La passion de Jeanne

Michelle Tisseyre
(Robert Laffont) (350p.)

Pour son premier roman, Michelle Tisseyre a voulu nous raconter une partie de la vie de sa grand-mère maternelle. L'écriture de l'auteur est remarquable et il est regrettable qu'elle en soit seulement à sa première publication.

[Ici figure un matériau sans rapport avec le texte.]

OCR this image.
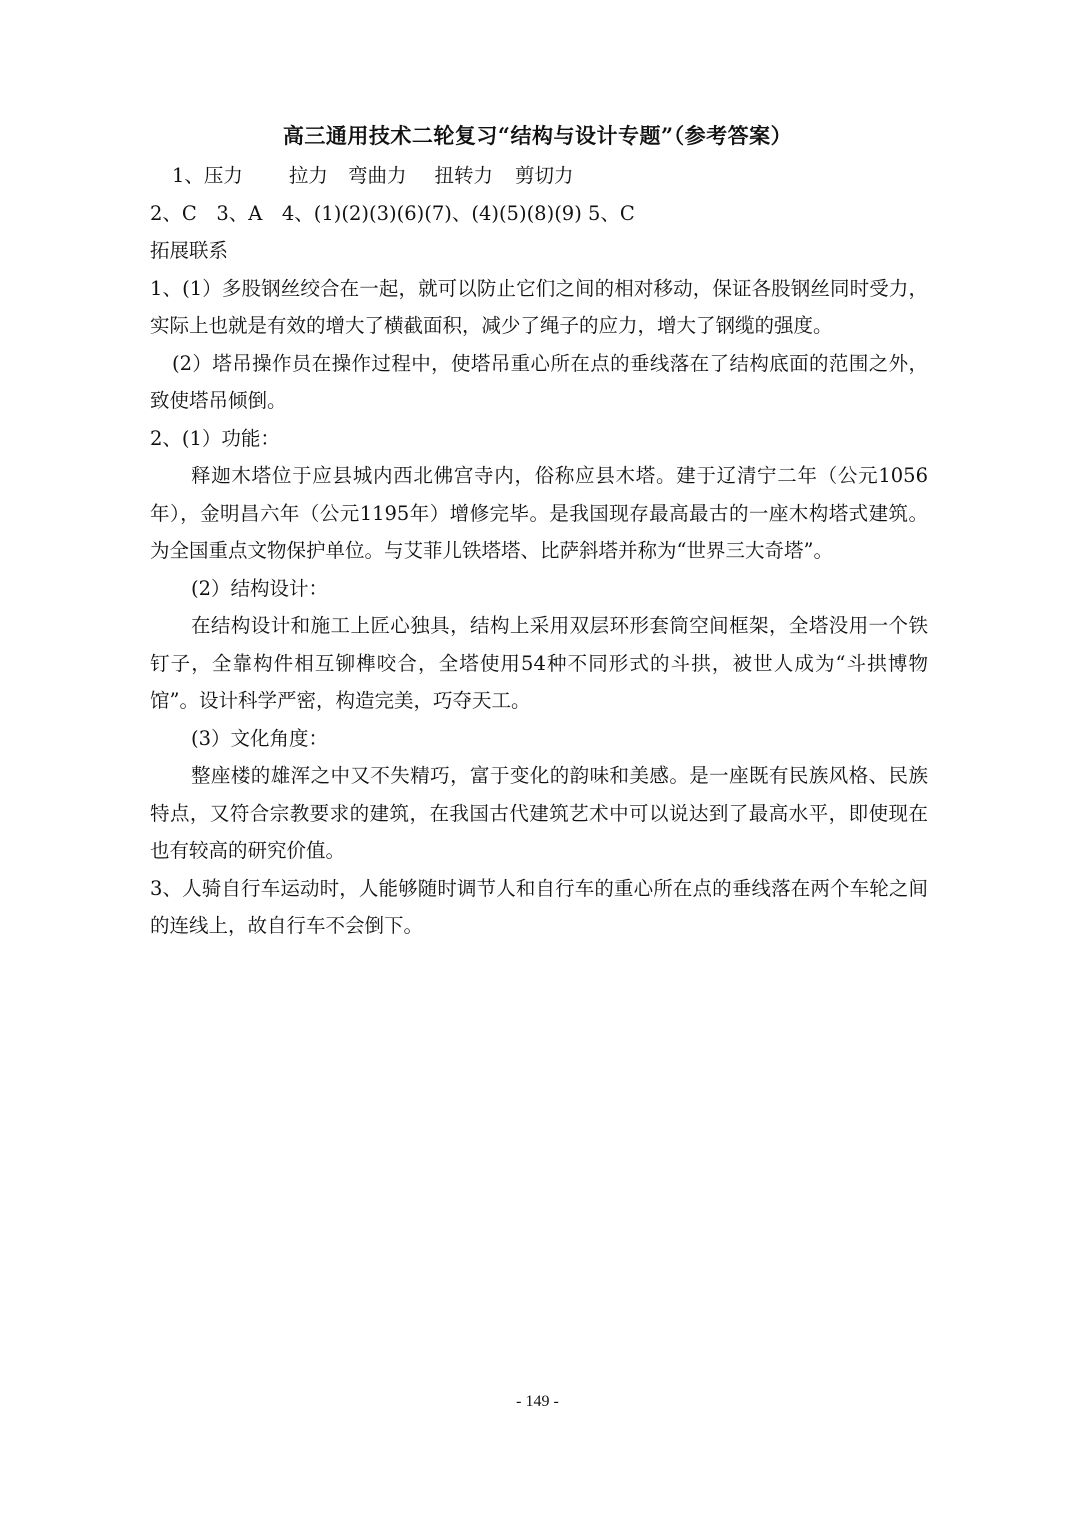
高三通用技术二轮复习“结构与设计专题”（参考答案）

1、压力 拉力 弯曲力 扭转力 剪切力

2、C　3、A　4、(1)(2)(3)(6)(7)、(4)(5)(8)(9) 5、C

拓展联系

1、(1）多股钢丝绞合在一起，就可以防止它们之间的相对移动，保证各股钢丝同时受力，实际上也就是有效的增大了横截面积，减少了绳子的应力，增大了钢缆的强度。

(2）塔吊操作员在操作过程中，使塔吊重心所在点的垂线落在了结构底面的范围之外，致使塔吊倾倒。

2、(1）功能：

释迦木塔位于应县城内西北佛宫寺内，俗称应县木塔。建于辽清宁二年（公元1056年），金明昌六年（公元1195年）增修完毕。是我国现存最高最古的一座木构塔式建筑。为全国重点文物保护单位。与艾菲儿铁塔塔、比萨斜塔并称为“世界三大奇塔”。

(2）结构设计：

在结构设计和施工上匠心独具，结构上采用双层环形套筒空间框架，全塔没用一个铁钉子，全靠构件相互铆榫咬合，全塔使用54种不同形式的斗拱，被世人成为“斗拱博物馆”。设计科学严密，构造完美，巧夺天工。

(3）文化角度：

整座楼的雄浑之中又不失精巧，富于变化的韵味和美感。是一座既有民族风格、民族特点，又符合宗教要求的建筑，在我国古代建筑艺术中可以说达到了最高水平，即使现在也有较高的研究价值。

3、人骑自行车运动时，人能够随时调节人和自行车的重心所在点的垂线落在两个车轮之间的连线上，故自行车不会倒下。

- 149 -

Les descriptions démontrent une attention particulière au détail et une sensibilité à l'entourage immédiat du personnage principal.

Jeanne, jeune femme, au début du siècle, vit dans la richesse et l'abondance. Sa mère veut offir à Dieu son unique fille qu'elle fait entrer chez les carmélites. L'insouciance et l'innocence de Jeanne font qu'elle ne réalise pas immédiatement l'ampleur de cet engagement qu'elle s'apprête à prendre. La maladie et sa tante Florence viendront lui sauver la vie. Florence devient alors un exemple de femme et lui donne l'affection que sa propre mère lui a toujours refusée. Son père étant politicien, Jeanne a la chance de fréquenter les grands personnages du pays de cette époque. Mais rien ne l'impressionne sinon le venue d'un jeune avocat, collaborateur de son père, Mick. Il la demande en mariage et sans le connaître davantage, elle accepte. Jeanne qui était à l'état pur et ignorant même les rapports matrimoniaux se retrouve devant un mari brusque et froid.

Même après la naissance de leur fille, ils ne connaîtreront jamais la paix conjuguale. Ainsi va la vie pour Jeanne, jusqu'au jour où elle fait la rencontre de Vladimir, un bel immigré russe. Promenade après promenade, Jeanne ne vit que pour ces moments intimes avec lui et en revient toujours aussi bouleversée. Malheureusement pour elle et pour nous, il disparaîtra soudainement de sa vie sans crier gare. Jeanne voit alors installer devant elle une vie sans issue...Les années passent ainsi...

Puis un jour, lors d'une réception, elle rencontre un jeune médecin du nom de Louis. Cet homme lui apporte l'amour, la chaleur et l'attention dont elle a toujours rêvé, mais n'a jamais obtenu de son mari de plus en plus ivre et violent. Elle ne peut plus vivre auprès de Mick qu'elle méprise. Mais en même temps, elle ne peut tolérer d'être séparée de sa fille. Il ne faut pas oublier que nous sommes en 1927 et que la religion dirigeait les consciences des foyers québécois. Il était clair que si une femme quittait son mari, elle lui laissait la garde et devait quitter le pays. Jeanne deviendrait ainsi la honte de la famille et de ses relations...

Jeanne qui n'a jamais pris de décision de sa vie...elle qui s'est toujours sacrifiée pour le bonheur des autres... Je vous laisse deviner sa décision...Dommage que nous ne puissions pas en discuter...

Le milieu dans lequel gravite Jeanne nous permet de découvrir Montréal de la haute société au début du siècle. En terminant, je suggère ce roman comme lecture d'été car il se lit facilement.